Stefano Lavarini, trener reprezentacji Polski kobiet, przyleciał do Polski, gdzie spotkał się z członkami sztabu szkoleniowego kadry i odwiedził siedzibę Polskiego Związku Piłki Siatkowej.
Stefano, odwiedziłeś Polskę w trakcie sezonu ligowego. Jak się czujesz w nowym klubie? Jest to dla Ciebie powrót do ojczyzny, po sezonie spędzonym za granicą.
Po pierwsze bardzo dobrze jest być w domu i mieć więcej możliwości do spotkań z rodziną, nawet jeśli kalendarz jest bardzo napięty. Pracując w takim klubie (Numia Vero Volley Milano – przyp. red.) mamy do wypełnienia zobowiązania, dlatego trenujemy i przygotowujemy się do walki we wszystkich rozgrywkach, w jakich bierzemy udział. Mamy przed sobą pięć głównych wyzwań, licząc łącznie zmagania krajowe i międzynarodowe. To jest to co lubię i co sprawia, że praca w klubie takim, jak ten jest dla mnie ekscytująca. W tym momencie czuję się dobrze, choć mieliśmy parę problemów, z którymi musieliśmy sobie poradzić. Jestem jednak zadowolony z tego jak pracujemy jako grupa i ze współpracy z moim sztabem i czuję, że dokonałem właściwego wyboru.
Czy udaje Ci się śledzić poczynania naszych kadrowiczek? Największa część zdecydowała się pozostać w polskiej lidze, choć mamy także dziewczyny w Turcji i we Włoszech.
Tak, oczywiście.

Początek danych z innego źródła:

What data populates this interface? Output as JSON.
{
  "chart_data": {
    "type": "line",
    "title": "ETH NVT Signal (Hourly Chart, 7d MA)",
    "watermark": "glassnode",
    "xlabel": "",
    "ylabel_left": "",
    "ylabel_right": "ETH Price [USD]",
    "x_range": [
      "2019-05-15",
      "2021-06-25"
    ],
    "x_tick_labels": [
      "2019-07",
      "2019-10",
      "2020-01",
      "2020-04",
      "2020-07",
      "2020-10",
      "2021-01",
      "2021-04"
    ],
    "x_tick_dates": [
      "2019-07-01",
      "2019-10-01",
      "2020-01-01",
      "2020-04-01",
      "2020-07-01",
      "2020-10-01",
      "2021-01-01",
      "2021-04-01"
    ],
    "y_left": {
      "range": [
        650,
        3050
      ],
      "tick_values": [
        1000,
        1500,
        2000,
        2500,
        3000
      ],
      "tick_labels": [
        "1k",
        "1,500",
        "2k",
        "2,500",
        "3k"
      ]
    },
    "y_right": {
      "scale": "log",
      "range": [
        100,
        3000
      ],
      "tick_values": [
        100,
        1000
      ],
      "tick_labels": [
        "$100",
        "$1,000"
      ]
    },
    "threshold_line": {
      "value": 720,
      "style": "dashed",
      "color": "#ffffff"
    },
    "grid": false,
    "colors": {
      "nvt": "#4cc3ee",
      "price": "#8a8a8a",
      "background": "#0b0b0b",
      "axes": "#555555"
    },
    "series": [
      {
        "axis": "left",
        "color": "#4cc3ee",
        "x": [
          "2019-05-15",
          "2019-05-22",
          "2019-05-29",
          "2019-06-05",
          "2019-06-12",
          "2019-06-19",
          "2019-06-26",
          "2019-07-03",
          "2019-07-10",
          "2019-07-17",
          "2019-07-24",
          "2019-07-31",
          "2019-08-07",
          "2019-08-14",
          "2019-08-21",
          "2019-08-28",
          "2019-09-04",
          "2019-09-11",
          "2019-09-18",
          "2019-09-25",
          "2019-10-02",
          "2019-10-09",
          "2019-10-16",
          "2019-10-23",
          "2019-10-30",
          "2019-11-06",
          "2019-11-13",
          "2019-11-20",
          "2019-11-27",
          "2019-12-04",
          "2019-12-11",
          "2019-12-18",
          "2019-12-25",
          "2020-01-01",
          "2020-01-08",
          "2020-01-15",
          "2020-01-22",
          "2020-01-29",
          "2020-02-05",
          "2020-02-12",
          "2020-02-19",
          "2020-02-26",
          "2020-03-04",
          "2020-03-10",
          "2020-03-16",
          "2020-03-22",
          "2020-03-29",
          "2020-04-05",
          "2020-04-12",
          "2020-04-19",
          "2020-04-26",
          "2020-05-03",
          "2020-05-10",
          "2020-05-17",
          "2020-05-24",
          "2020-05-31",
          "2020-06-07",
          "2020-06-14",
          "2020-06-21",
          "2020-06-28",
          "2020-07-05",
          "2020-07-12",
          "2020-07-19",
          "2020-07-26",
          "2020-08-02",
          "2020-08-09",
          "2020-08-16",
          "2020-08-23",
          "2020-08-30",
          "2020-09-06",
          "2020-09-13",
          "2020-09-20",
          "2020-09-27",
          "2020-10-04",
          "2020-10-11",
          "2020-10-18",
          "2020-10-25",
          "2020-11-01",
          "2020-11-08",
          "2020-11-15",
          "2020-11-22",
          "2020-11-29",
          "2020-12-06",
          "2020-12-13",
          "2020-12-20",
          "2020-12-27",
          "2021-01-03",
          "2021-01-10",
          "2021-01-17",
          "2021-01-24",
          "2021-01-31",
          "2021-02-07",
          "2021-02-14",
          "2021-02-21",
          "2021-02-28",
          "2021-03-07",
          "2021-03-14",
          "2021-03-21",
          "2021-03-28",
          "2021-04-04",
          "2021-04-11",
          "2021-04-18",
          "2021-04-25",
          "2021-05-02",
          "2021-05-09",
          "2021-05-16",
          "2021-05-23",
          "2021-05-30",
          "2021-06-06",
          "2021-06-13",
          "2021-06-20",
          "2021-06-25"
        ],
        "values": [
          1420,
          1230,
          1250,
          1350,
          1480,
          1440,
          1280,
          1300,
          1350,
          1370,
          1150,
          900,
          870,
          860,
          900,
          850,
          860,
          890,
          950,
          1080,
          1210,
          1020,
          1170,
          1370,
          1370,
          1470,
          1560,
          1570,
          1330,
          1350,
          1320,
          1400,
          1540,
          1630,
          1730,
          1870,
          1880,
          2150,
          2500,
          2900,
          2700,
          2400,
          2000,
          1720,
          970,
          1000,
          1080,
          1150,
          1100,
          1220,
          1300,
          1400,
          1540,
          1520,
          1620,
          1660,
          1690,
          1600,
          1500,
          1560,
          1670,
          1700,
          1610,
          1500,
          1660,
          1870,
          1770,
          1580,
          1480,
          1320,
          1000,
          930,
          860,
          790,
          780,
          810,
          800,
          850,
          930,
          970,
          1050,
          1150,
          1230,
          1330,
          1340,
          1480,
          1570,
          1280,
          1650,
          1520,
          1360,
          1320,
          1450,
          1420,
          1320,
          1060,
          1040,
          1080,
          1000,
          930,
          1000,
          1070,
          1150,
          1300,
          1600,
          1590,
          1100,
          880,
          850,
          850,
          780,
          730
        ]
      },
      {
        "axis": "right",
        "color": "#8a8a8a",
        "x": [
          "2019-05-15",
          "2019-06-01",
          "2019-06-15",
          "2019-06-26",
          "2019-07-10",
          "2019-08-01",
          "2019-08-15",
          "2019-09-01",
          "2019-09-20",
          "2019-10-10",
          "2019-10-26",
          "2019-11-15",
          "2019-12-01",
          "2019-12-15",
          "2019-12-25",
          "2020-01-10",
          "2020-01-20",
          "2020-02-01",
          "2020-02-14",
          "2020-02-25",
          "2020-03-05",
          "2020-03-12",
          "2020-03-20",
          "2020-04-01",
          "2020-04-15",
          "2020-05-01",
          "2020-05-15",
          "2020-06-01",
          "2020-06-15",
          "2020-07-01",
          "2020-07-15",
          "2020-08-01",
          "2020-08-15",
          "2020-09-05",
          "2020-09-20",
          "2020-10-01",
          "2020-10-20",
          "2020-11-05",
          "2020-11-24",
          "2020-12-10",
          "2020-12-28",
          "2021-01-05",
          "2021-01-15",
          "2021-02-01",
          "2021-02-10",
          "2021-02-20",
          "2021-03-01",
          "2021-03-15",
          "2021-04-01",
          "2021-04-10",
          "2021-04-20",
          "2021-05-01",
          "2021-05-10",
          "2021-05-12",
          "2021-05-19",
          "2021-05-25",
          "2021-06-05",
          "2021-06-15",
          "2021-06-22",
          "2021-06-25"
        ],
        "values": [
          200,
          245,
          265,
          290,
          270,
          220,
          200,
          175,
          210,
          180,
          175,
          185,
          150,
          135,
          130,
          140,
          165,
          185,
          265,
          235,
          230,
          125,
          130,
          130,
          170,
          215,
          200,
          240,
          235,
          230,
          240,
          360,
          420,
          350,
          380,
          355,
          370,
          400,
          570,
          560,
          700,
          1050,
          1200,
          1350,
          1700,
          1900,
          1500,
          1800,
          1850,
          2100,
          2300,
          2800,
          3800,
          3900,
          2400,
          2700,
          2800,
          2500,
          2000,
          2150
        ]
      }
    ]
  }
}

Nie zawsze jednak mam możliwość obejrzenia meczów w całości, ale fakt, że razem ze mną w klubie pracuje Kacper (Duda, statystyk reprezentacji Polski – przyp. red.), daje nam możliwość codziennego dzielenia się statystykami czy ogólnej wymiany informacji. Dzięki temu możemy poruszać nie tylko tematy klubowe, ale także kwestie kadrowe i śledzić to, co się dzieje w innych ligach, z naturalnym wyszczególnieniem występów naszych kadrowiczek. W zeszłym sezonie miałem podobną sytuację, gdzie w Stambule pracowałem z Krystianem Pachlińskim i Bartkiem Groffikiem (w Fenerbahce Opet Stambuł; trener-asystent i trener przygotowania motorycznego – przyp. red.). Wraz z członkami mojego sztabu śledzę więc uważnie poczynania naszych dziewczyn, dzielimy się swoimi spostrzeżeniami i uwagami. Jestem bardzo zadowolony z tego w jaki sposób możemy kontrolować rozwój ich gry.
Polska jest teraz Twoim drugim domem, więc bardzo cieszymy się, że jesteś tutaj z nami. Powiedz co było głównym celem Twojej wizyty?
Przede wszystkim chciałem spotkać się z członkami sztabu, ponieważ musimy zamknąć poprzedni cykl szkoleniowy. Zgromadziliśmy nasze doświadczenia i podsumowaliśmy wszystko, co zrobiliśmy w ciągu ostatnich trzech lat. Dzisiejsze spotkanie, to kontynuacja tego, co już zrobiłem parę tygodni temu, kiedy spotkaliśmy się we Włoszech z Sebastianem, Hubertem i Szymonem (Świderskim, Tomaszewskim i Szlendakiem; prezesem PZPS, dyrektorem seniorskich kadr narodowych i kierownikiem reprezentacji kobiet – przyp. red). Już wtedy zaczęliśmy wskazywać punkty, na których powinniśmy się skupić myśląc o przyszłości nasze kadry. Dzięki takim spotkaniom udaje się tworzyć bazę doświadczeń pod dalsze wspólne projekty.